Por Patrícia Ribeiro – Articulação do Semi-árido – ASA
A agricultora Rosália Barbosa de Souza, de 23 anos, morreu no último dia 18 de julho, vítima da doença Aplasia Medular, adquirida após trabalhar por anos no cultivo de tomate em lavouras na região de Cubati, no estado da Paraíba. Grávida, ela manteve contato direto com agrotóxicos e foi vítima de Aplasia Medular, uma doença autoimune que resulta numa anemia profunda comprometendo todos os tipos de células do sangue. O bebê foi salvo por médicos que a acompanhavam no Instituto Materno Infantil (IMIP), no Recife (PE), após indução de parto prematuro.
O pai da agricultora, o senhor Damião Barbosa de Souza, conta que ela apresentou manchas na pele e sangramento na gengiva quando estava grávida do seu terceiro filho. “Ela trabalhou na plantação de tomate e ainda chegou a apanhar tomate. O marido dela também trabalha. Era ela que lavava a roupa dele quando ele chegava. Tudo isso é contato, né? Quando ela ia lavar roupa, chegava a sair aquela água diferente do veneno. Devido ela estar amamentando também, e depois ter engravidado, a imunidade estava baixa, aí ficou mais fácil pra doença”, relatou.

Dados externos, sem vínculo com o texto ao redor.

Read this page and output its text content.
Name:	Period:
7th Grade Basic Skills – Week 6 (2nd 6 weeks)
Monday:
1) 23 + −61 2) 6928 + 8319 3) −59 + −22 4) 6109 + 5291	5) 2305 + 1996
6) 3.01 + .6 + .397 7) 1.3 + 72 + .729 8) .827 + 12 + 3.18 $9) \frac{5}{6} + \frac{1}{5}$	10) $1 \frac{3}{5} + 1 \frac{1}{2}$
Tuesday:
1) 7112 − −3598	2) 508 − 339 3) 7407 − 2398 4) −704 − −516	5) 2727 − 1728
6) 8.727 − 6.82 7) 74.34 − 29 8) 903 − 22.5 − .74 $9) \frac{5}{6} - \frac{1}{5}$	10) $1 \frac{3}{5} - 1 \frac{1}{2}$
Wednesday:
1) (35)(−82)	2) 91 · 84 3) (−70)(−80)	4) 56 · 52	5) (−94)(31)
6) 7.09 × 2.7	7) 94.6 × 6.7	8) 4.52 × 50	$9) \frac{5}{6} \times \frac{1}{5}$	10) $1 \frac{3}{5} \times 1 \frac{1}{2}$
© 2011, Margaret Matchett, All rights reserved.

Após seis meses de gravidez, com o estado de saúde agravado, Rosália foi transferida para o IMIP, onde ficou internada e foi submetida a exames. No laudo médico consta como causa da morte Hemorragia pulmonar e aplasia de medula óssea. “O momento da gravidez é um momento delicado quando o corpo da mulher engendra um enorme esforço para gerar e nutrir um novo ser. A medula óssea é demandada a produzir mais sangue, tanto que é muito comum que as mulheres apresentem anemia leve neste momento. Passa a ser um momento então que a medula estaria mais vulnerável a agressões externas o que poderia ter contribuído para a doença. Por outro lado, os agrotóxicos podem gerar más-formações e até morte do feto”, contou a professora do curso de medicina da Universidade Federal de Campina Grande em Cajazeiras (UFCG/PB), Ana Carolina de Souza Peiretti.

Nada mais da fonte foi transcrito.